David Bloom, global economist at HSBC, said that in fact rising commodity prices were, perversely, part of disinflation or falling prices. "The traditional idea of increased demand leading to increased commodity prices and then goods prices and finally wage demand doesn't hold," he said.

Commodities made up only a fifth of the cost for Chinese companies making finished goods, with the bulk of the rest going on wage costs. "China has low unit labour costs so they are making goods cheaply, the prices of finished goods is falling and this is encouraging more demand," he said. "We are talking about a billion people in China making cheap goods."
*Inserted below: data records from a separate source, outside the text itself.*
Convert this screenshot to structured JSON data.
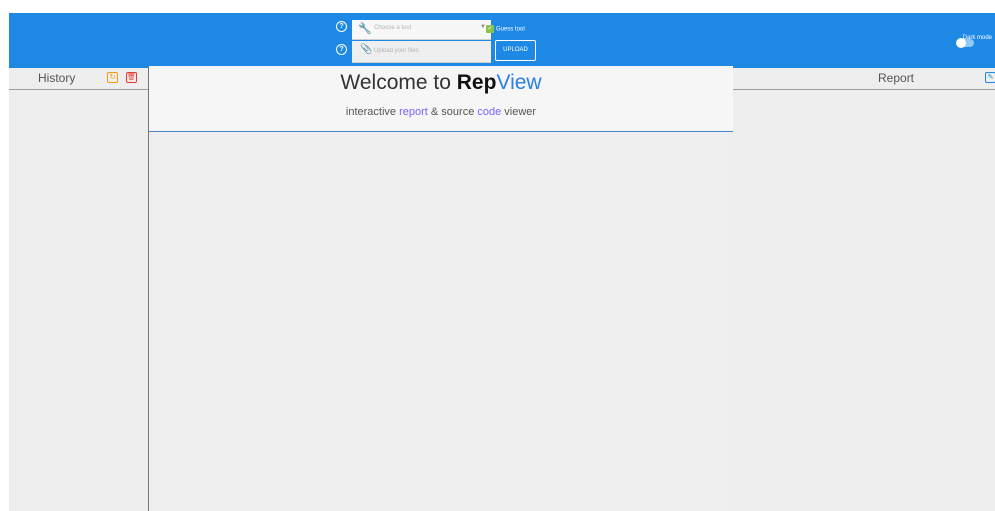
{
  "header": {
    "tool_select": {
      "placeholder": "Choose a tool",
      "icon": "wrench-icon"
    },
    "guess_tool": {
      "label": "Guess tool",
      "checked": true
    },
    "upload_field": {
      "placeholder": "Upload your files",
      "icon": "paperclip-icon"
    },
    "upload_button": "UPLOAD",
    "dark_mode": {
      "label": "Dark mode",
      "enabled": false
    },
    "help_glyph": "?"
  },
  "history": {
    "title": "History",
    "refresh_icon": "↻",
    "delete_icon": "🗑"
  },
  "welcome": {
    "title_prefix": "Welcome to ",
    "title_bold": "Rep",
    "title_accent": "View",
    "sub_1": "interactive ",
    "sub_report": "report",
    "sub_2": " & source ",
    "sub_code": "code",
    "sub_3": " viewer"
  },
  "report": {
    "title": "Report",
    "edit_icon": "✎"
  },
  "colors": {
    "topbar": "#1e88e5",
    "accent_blue": "#2a7de1",
    "accent_purple": "#7b61ff",
    "refresh": "#ff9800",
    "delete": "#e53935"
  }
}
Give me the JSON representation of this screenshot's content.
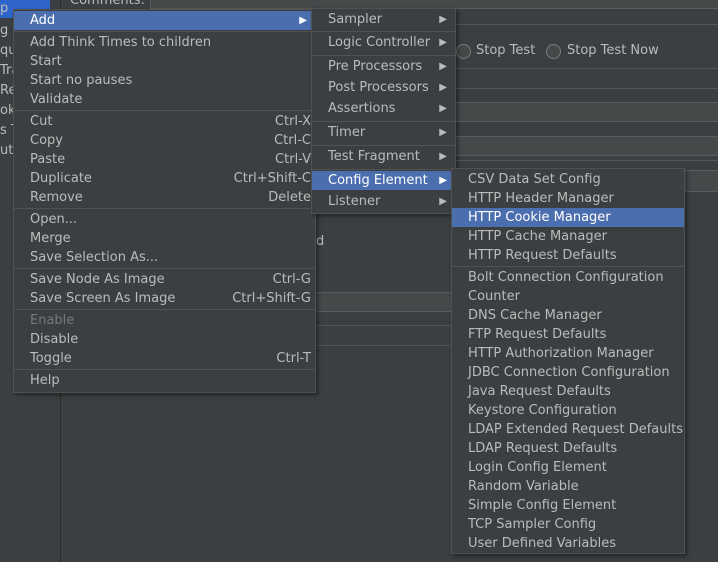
{
  "background": {
    "tree_items": [
      "p",
      "g",
      "qu",
      "Tra",
      "Res",
      "oki",
      "s T",
      "ut S"
    ],
    "comments_label": "Comments:",
    "radio_stop_test": "Stop Test",
    "radio_stop_test_now": "Stop Test Now",
    "partial_text": "ed"
  },
  "main_menu": [
    {
      "label": "Add",
      "submenu": true,
      "selected": true
    },
    {
      "label": "Add Think Times to children"
    },
    {
      "label": "Start"
    },
    {
      "label": "Start no pauses"
    },
    {
      "label": "Validate"
    },
    {
      "label": "Cut",
      "shortcut": "Ctrl-X"
    },
    {
      "label": "Copy",
      "shortcut": "Ctrl-C"
    },
    {
      "label": "Paste",
      "shortcut": "Ctrl-V"
    },
    {
      "label": "Duplicate",
      "shortcut": "Ctrl+Shift-C"
    },
    {
      "label": "Remove",
      "shortcut": "Delete"
    },
    {
      "label": "Open..."
    },
    {
      "label": "Merge"
    },
    {
      "label": "Save Selection As..."
    },
    {
      "label": "Save Node As Image",
      "shortcut": "Ctrl-G"
    },
    {
      "label": "Save Screen As Image",
      "shortcut": "Ctrl+Shift-G"
    },
    {
      "label": "Enable",
      "disabled": true
    },
    {
      "label": "Disable"
    },
    {
      "label": "Toggle",
      "shortcut": "Ctrl-T"
    },
    {
      "label": "Help"
    }
  ],
  "add_menu": [
    {
      "label": "Sampler",
      "submenu": true
    },
    {
      "label": "Logic Controller",
      "submenu": true
    },
    {
      "label": "Pre Processors",
      "submenu": true
    },
    {
      "label": "Post Processors",
      "submenu": true
    },
    {
      "label": "Assertions",
      "submenu": true
    },
    {
      "label": "Timer",
      "submenu": true
    },
    {
      "label": "Test Fragment",
      "submenu": true
    },
    {
      "label": "Config Element",
      "submenu": true,
      "selected": true
    },
    {
      "label": "Listener",
      "submenu": true
    }
  ],
  "config_menu": [
    {
      "label": "CSV Data Set Config"
    },
    {
      "label": "HTTP Header Manager"
    },
    {
      "label": "HTTP Cookie Manager",
      "selected": true
    },
    {
      "label": "HTTP Cache Manager"
    },
    {
      "label": "HTTP Request Defaults"
    },
    {
      "label": "Bolt Connection Configuration"
    },
    {
      "label": "Counter"
    },
    {
      "label": "DNS Cache Manager"
    },
    {
      "label": "FTP Request Defaults"
    },
    {
      "label": "HTTP Authorization Manager"
    },
    {
      "label": "JDBC Connection Configuration"
    },
    {
      "label": "Java Request Defaults"
    },
    {
      "label": "Keystore Configuration"
    },
    {
      "label": "LDAP Extended Request Defaults"
    },
    {
      "label": "LDAP Request Defaults"
    },
    {
      "label": "Login Config Element"
    },
    {
      "label": "Random Variable"
    },
    {
      "label": "Simple Config Element"
    },
    {
      "label": "TCP Sampler Config"
    },
    {
      "label": "User Defined Variables"
    }
  ],
  "colors": {
    "background": "#3c3f41",
    "selection": "#4b6eaf",
    "tree_selection": "#2f65ca",
    "text": "#bbbbbb",
    "disabled_text": "#777777"
  }
}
Others are not so sanguine. Mr Bond said there was a consensus that the issue was more for profit margins than for headline inflation. "Our view is perhaps a bit different in that the scale of the rises we are having in raw materials prices and the fact that they are so widespread, means they are probably going to be an issue for output prices."

Douglas McWilliams, the chief executive of the Centre for Economic and Business Research, agreed with Mr Bloom that an initial benefit from cheaper goods prices would be superseded by price pressures as the global recovery took hold.

"Our model shows that the impact is a timing one," he said. "The commodity prices pressures will come through when economies are reaching the limits of capacity.

"Central bankers will anticipate and move interest rates accordingly, and particularly in the US we believe that super-low interest rates will disappear quite fast."